Huit mois après le début de la mobilisation contre Conga, un projet qui divise les Péruviens, Cajamarca est le théâtre d’affrontements entre forces de l’ordre et manifestants. Début juillet, cinq personnes ont été tuées par balles. Trois provinces ont été placées en état d’urgence. L’arrestation brutale d’un des principaux dirigeants du mouvement, l’ancien prêtre et écologiste Marco Arana, n’a fait qu’attiser les tensions.
Depuis l’arrivée au pouvoir du président Humala, un officier du cadre de réserve élu sur un programme nationaliste de gauche, en juillet 2011, seize personnes ont trouvé la mort lors d’affrontements entre les forces de sécurité et des protestataires. « Le président Humala est en train de faire une énorme erreur en pensant que la répression, la militarisation et la guerre de position représentent une stratégie adéquate pour affronter les conflits sociaux dans notre pays », estime Rocio Silva Santisteban, à la Coordination nationale des droits de l’homme.

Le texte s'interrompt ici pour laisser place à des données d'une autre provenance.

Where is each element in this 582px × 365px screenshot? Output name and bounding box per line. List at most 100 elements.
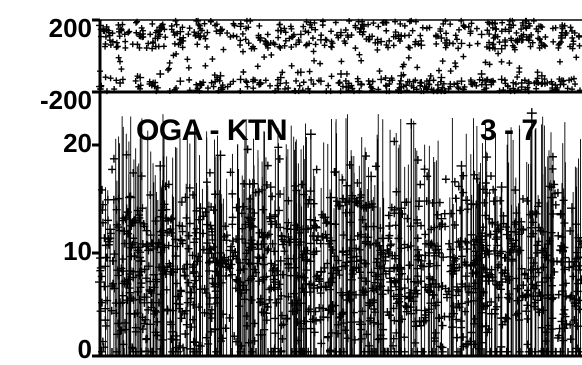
- bottom-texture-point: [353, 178, 362, 187]
- bottom-texture-point: [351, 290, 360, 299]
- bottom-texture-point: [371, 162, 380, 171]
- top-point-s0-14: [377, 37, 386, 46]
- top-texture-point: [117, 58, 124, 65]
- top-texture-point: [299, 87, 306, 94]
- top-texture-point: [504, 82, 511, 89]
- top-texture-point: [569, 34, 576, 41]
- bottom-texture-point: [278, 311, 287, 320]
- bottom-texture-point: [269, 264, 278, 273]
- top-texture-point: [513, 29, 520, 36]
- top-texture-point: [488, 81, 495, 88]
- bottom-texture-point: [384, 211, 393, 220]
- top-texture-point: [538, 81, 545, 88]
- bottom-texture-point: [365, 298, 374, 307]
- top-texture-point: [122, 44, 129, 51]
- top-texture-point: [386, 37, 393, 44]
- top-texture-point: [518, 26, 525, 33]
- top-texture-point: [518, 84, 525, 91]
- top-texture-point: [484, 27, 491, 34]
- top-texture-point: [400, 61, 407, 68]
- top-texture-point: [452, 32, 459, 39]
- top-texture-point: [323, 88, 330, 95]
- top-texture-point: [204, 85, 211, 92]
- bottom-texture-point: [441, 175, 450, 184]
- top-texture-point: [276, 43, 283, 50]
- top-texture-point: [308, 24, 315, 31]
- top-texture-point: [288, 44, 295, 51]
- top-point-s1-18: [457, 77, 466, 86]
- top-texture-point: [498, 28, 505, 35]
- top-texture-point: [282, 29, 289, 36]
- top-texture-point: [198, 81, 205, 88]
- bottom-texture-point: [265, 295, 274, 304]
- top-texture-point: [325, 82, 332, 89]
- bottom-texture-point: [402, 302, 411, 311]
- top-texture-point: [511, 46, 518, 53]
- top-texture-point: [251, 45, 258, 52]
- top-texture-point: [401, 22, 408, 29]
- top-texture-point: [328, 28, 335, 35]
- top-texture-point: [454, 80, 461, 87]
- top-texture-point: [433, 40, 440, 47]
- bottom-texture-point: [328, 269, 337, 278]
- top-texture-point: [134, 18, 141, 25]
- annotation-station-pair: OGA - KTN: [136, 114, 288, 147]
- bottom-texture-point: [523, 196, 532, 205]
- top-texture-point: [153, 88, 160, 95]
- top-point-s0-10: [296, 30, 305, 39]
- top-texture-point: [219, 86, 226, 93]
- top-texture-point: [306, 68, 313, 75]
- top-texture-point: [267, 82, 274, 89]
- top-texture-point: [121, 31, 128, 38]
- top-texture-point: [481, 86, 488, 93]
- top-texture-point: [136, 44, 143, 51]
- top-texture-point: [289, 33, 296, 40]
- bottom-texture-point: [265, 212, 274, 221]
- bottom-texture-point: [519, 281, 528, 290]
- top-texture-point: [345, 84, 352, 91]
- top-texture-point: [336, 80, 343, 87]
- top-point-s0-17: [437, 34, 446, 42]
- top-texture-point: [450, 40, 457, 47]
- top-texture-point: [185, 64, 192, 71]
- top-texture-point: [107, 41, 114, 48]
- top-texture-point: [525, 37, 532, 44]
- top-texture-point: [293, 41, 300, 48]
- bottom-texture-point: [103, 296, 112, 305]
- top-texture-point: [454, 84, 461, 91]
- top-texture-point: [315, 77, 322, 84]
- top-texture-point: [239, 30, 246, 37]
- top-texture-point: [282, 37, 289, 44]
- bottom-texture-point: [487, 297, 496, 306]
- bottom-texture-point: [229, 237, 238, 246]
- top-texture-point: [474, 40, 481, 47]
- top-texture-point: [275, 85, 282, 92]
- top-texture-point: [423, 84, 430, 91]
- bottom-texture-point: [523, 340, 532, 349]
- bottom-texture-point: [417, 321, 426, 330]
- bottom-texture-point: [258, 233, 267, 242]
- top-texture-point: [369, 78, 376, 85]
- top-texture-point: [496, 87, 503, 94]
- top-texture-point: [572, 81, 579, 88]
- top-texture-point: [456, 26, 463, 33]
- top-texture-point: [502, 42, 509, 49]
- top-texture-point: [550, 38, 557, 45]
- bottom-texture-point: [418, 347, 427, 356]
- top-texture-point: [132, 77, 139, 84]
- top-texture-point: [349, 85, 356, 92]
- bottom-texture-point: [450, 256, 459, 265]
- bottom-texture-point: [416, 277, 425, 286]
- bottom-texture-point: [511, 186, 520, 195]
- top-texture-point: [116, 33, 123, 40]
- top-texture-point: [558, 39, 565, 46]
- top-texture-point: [434, 81, 441, 88]
- top-texture-point: [552, 86, 559, 93]
- top-texture-point: [569, 86, 576, 93]
- top-texture-point: [412, 18, 419, 25]
- bottom-texture-point: [520, 269, 529, 278]
- top-texture-point: [157, 31, 164, 38]
- top-texture-point: [577, 87, 582, 94]
- top-texture-point: [208, 79, 215, 86]
- top-texture-point: [430, 77, 437, 84]
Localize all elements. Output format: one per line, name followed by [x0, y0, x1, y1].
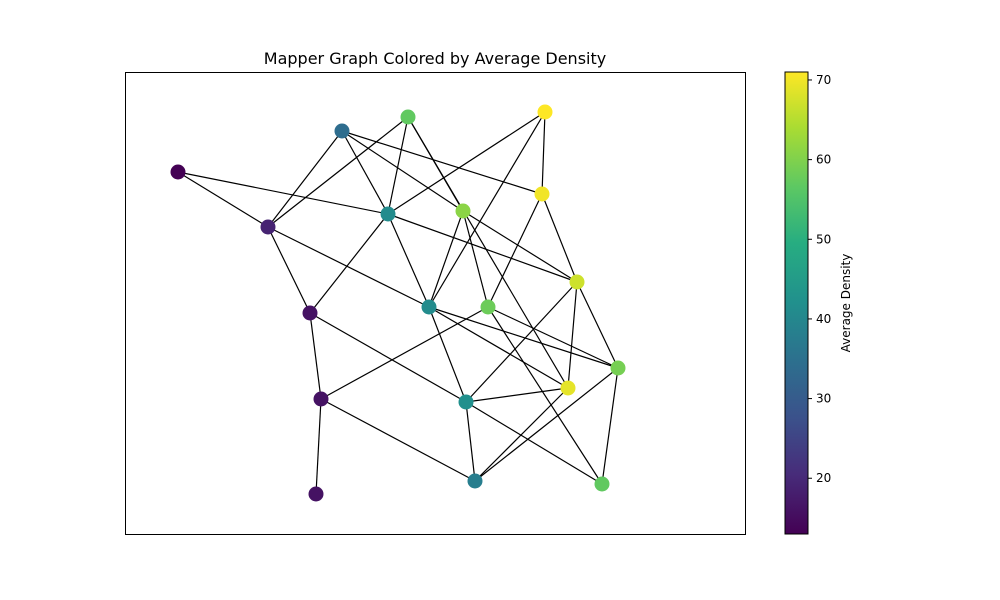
graph-edge: [309, 312, 467, 403]
graph-edge: [315, 398, 322, 495]
graph-node: [260, 219, 276, 235]
chart-title: Mapper Graph Colored by Average Density: [264, 49, 606, 68]
graph-edge: [465, 387, 569, 403]
graph-edge: [474, 367, 619, 482]
graph-edge: [320, 398, 476, 482]
colorbar-tick-label: 20: [816, 471, 831, 485]
graph-node: [421, 299, 437, 315]
colorbar-gradient: [784, 71, 809, 535]
graph-node: [537, 104, 553, 120]
graph-edge: [465, 281, 578, 403]
graph-node: [170, 164, 186, 180]
graph-edge: [567, 281, 578, 389]
graph-edge: [267, 116, 409, 228]
graph-node: [313, 391, 329, 407]
graph-node: [560, 380, 576, 396]
graph-edge: [267, 130, 343, 228]
colorbar-tick-label: 30: [816, 392, 831, 406]
graph-edge: [387, 213, 578, 283]
graph-node: [480, 299, 496, 315]
graph-node: [380, 206, 396, 222]
graph-edge: [465, 401, 603, 485]
graph-edge: [428, 306, 467, 403]
graph-edge: [474, 387, 569, 482]
colorbar-tick-label: 50: [816, 232, 831, 246]
graph-edge: [465, 401, 476, 482]
graph-edge: [428, 306, 619, 369]
graph-edge: [267, 226, 311, 314]
graph-edge: [428, 306, 569, 389]
graph-edges: [177, 111, 619, 495]
graph-node: [308, 486, 324, 502]
graph-edge: [387, 213, 430, 308]
graph-edge: [320, 306, 489, 400]
graph-node: [400, 109, 416, 125]
colorbar-tick-label: 70: [816, 73, 831, 87]
colorbar-label: Average Density: [839, 254, 853, 353]
graph-edge: [462, 210, 578, 283]
graph-edge: [462, 210, 489, 308]
colorbar-ticks: 20 30 40 50 60 70: [808, 73, 831, 485]
graph-node: [334, 123, 350, 139]
graph-edge: [341, 130, 464, 212]
graph-node: [594, 476, 610, 492]
graph-edge: [601, 367, 619, 485]
graph-edge: [428, 210, 464, 308]
graph-node: [610, 360, 626, 376]
graph-edge: [487, 193, 543, 308]
graph-edge: [341, 130, 389, 215]
graph-edge: [177, 171, 389, 215]
graph-edge: [487, 306, 619, 369]
graph-edge: [541, 193, 578, 283]
graph-edge: [487, 306, 603, 485]
graph-edge: [341, 130, 543, 195]
graph-node: [467, 473, 483, 489]
graph-edge: [576, 281, 619, 369]
graph-edge: [541, 111, 546, 195]
graph-node: [534, 186, 550, 202]
colorbar: 20 30 40 50 60 70 Average Density: [784, 71, 853, 535]
colorbar-tick-label: 60: [816, 153, 831, 167]
colorbar-tick-label: 40: [816, 312, 831, 326]
graph-edge: [177, 171, 269, 228]
graph-node: [569, 274, 585, 290]
graph-edge: [267, 226, 430, 308]
graph-edge: [387, 111, 546, 215]
graph-node: [302, 305, 318, 321]
graph-edge: [309, 213, 389, 314]
graph-node: [458, 394, 474, 410]
graph-nodes: [170, 104, 626, 502]
graph-edge: [428, 111, 546, 308]
graph-edge: [309, 312, 322, 400]
graph-node: [455, 203, 471, 219]
graph-edge: [387, 116, 409, 215]
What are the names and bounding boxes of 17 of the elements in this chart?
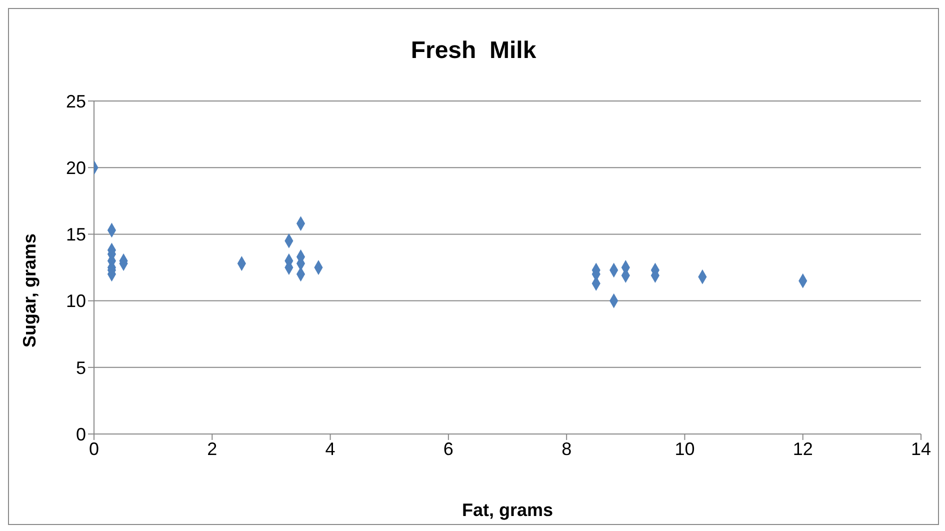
y-tick-label: 0 (76, 424, 86, 444)
x-tick-label: 10 (674, 438, 695, 459)
x-tick-label: 6 (443, 438, 454, 459)
x-tick-label: 2 (207, 438, 218, 459)
x-tick-label: 14 (910, 438, 932, 459)
y-tick-label: 5 (76, 358, 86, 378)
x-tick-label: 4 (325, 438, 336, 459)
x-axis-title: Fat, grams (462, 500, 554, 520)
y-tick-label: 10 (66, 291, 86, 312)
y-tick-label: 15 (66, 224, 86, 245)
y-tick-label: 25 (66, 91, 86, 112)
chart-title: Fresh Milk (410, 37, 538, 65)
x-tick-label: 8 (562, 438, 572, 459)
y-axis-title: Sugar, grams (19, 233, 40, 348)
x-tick-label: 0 (88, 438, 100, 459)
x-tick-label: 12 (792, 438, 813, 459)
y-tick-label: 20 (66, 158, 86, 178)
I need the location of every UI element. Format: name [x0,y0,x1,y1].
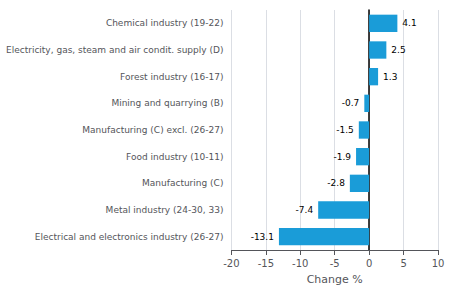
svg-text:-2.8: -2.8 [327,178,345,188]
svg-text:4.1: 4.1 [402,18,416,28]
svg-text:-7.4: -7.4 [296,205,314,215]
svg-text:Mining and quarrying (B): Mining and quarrying (B) [111,98,223,108]
svg-text:Electrical and electronics ind: Electrical and electronics industry (26-… [35,232,224,242]
svg-text:1.3: 1.3 [383,72,397,82]
svg-text:Electricity, gas, steam and ai: Electricity, gas, steam and air condit. … [6,45,223,55]
svg-text:-1.5: -1.5 [336,125,354,135]
svg-text:-20: -20 [223,258,239,269]
svg-text:5: 5 [400,258,406,269]
svg-text:Change %: Change % [307,273,363,286]
svg-text:-5: -5 [330,258,340,269]
svg-text:Manufacturing (C): Manufacturing (C) [142,178,223,188]
svg-text:-1.9: -1.9 [333,152,351,162]
svg-text:-10: -10 [292,258,308,269]
svg-text:Forest industry (16-17): Forest industry (16-17) [120,72,223,82]
svg-text:10: 10 [432,258,445,269]
svg-text:Metal industry (24-30, 33): Metal industry (24-30, 33) [106,205,224,215]
svg-text:Manufacturing (C) excl. (26-27: Manufacturing (C) excl. (26-27) [82,125,223,135]
svg-text:0: 0 [366,258,372,269]
svg-text:-0.7: -0.7 [342,98,360,108]
svg-text:-15: -15 [258,258,274,269]
svg-text:2.5: 2.5 [391,45,405,55]
svg-text:Chemical industry (19-22): Chemical industry (19-22) [106,18,224,28]
svg-text:-13.1: -13.1 [251,232,274,242]
svg-text:Food industry (10-11): Food industry (10-11) [126,152,223,162]
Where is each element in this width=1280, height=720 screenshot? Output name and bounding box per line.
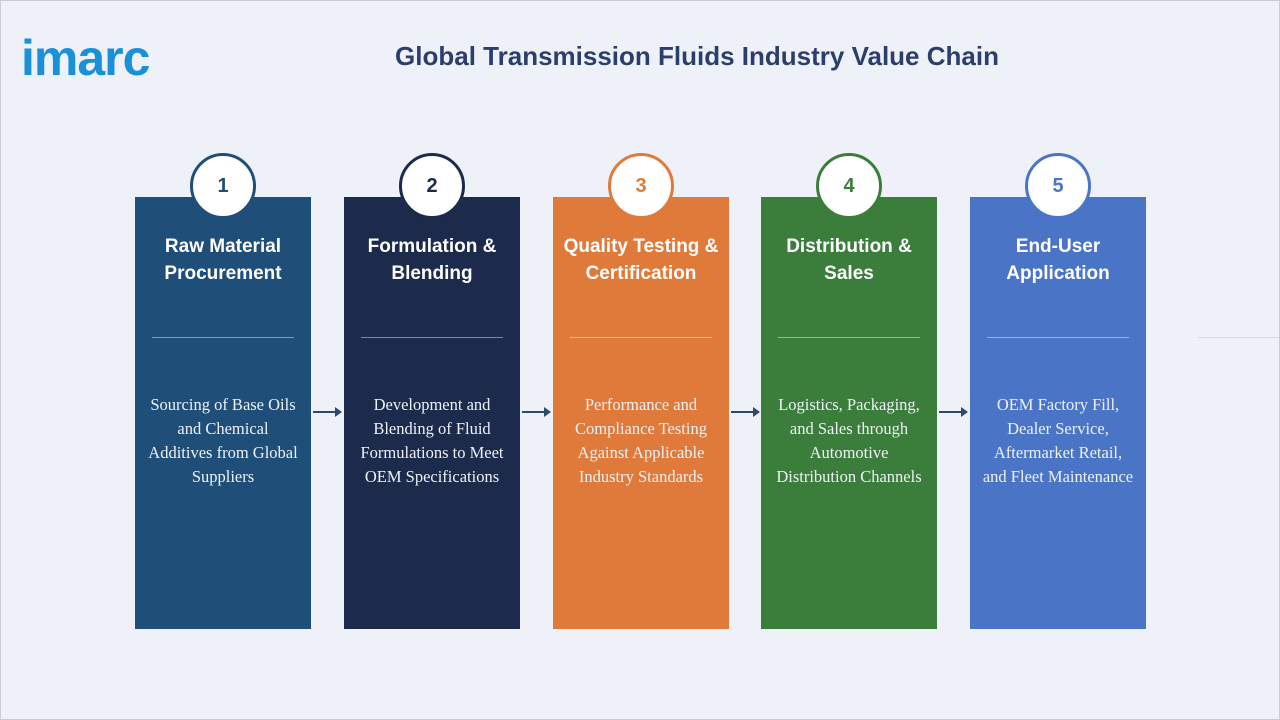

A Cajamarca, les deux camps se sont radicalisés. Les dirigeants du mouvement anti-Conga, en grève depuis plus d’un mois, sont décidés à ne pas accepter le projet minier, bien que ses initiateurs se soient engagés à construire de grands réservoirs quadruplant l’offre initiale d’eau, comme l’exigeait le gouvernement. En face, l’entreprise Yanacocha, qui gère l’exploitation de Conga, a indiqué qu’elle ne stopperait pas le chantier ni la construction de réservoirs, qui représentent pour la compagnie un investissement supplémentaire de 102 millions de dollars.
Dépassé par une situation qui apparaît sans issue et qui a déjà provoqué la chute de son premier gouvernement en décembre 2011, le président Humala a proposé, vendredi, que Mgr Miguel Cabrejos « puisse participer à un espace de dialogue à Cajamarca ». Les dirigeants du mouvement social ont accepté la médiation. Une avancée saluée par l’opinion, qui se demande comment se terminera le conflit et ce qu’il adviendra de ce projet minier longtemps promu comme le plus grand investissement minier de l’histoire du Pérou (4,8 milliards de dollars sur 19 ans).
« Cette décision de nommer un médiateur montre un changement salutaire d’attitude du président, qui s’ouvr: e au dialogue. Mais c’est aussi une preuve de faiblesse du gouvernement, qui est perçu comme un allié de l’entreprise », souligne l’analyste politique Santiago Pedraglio.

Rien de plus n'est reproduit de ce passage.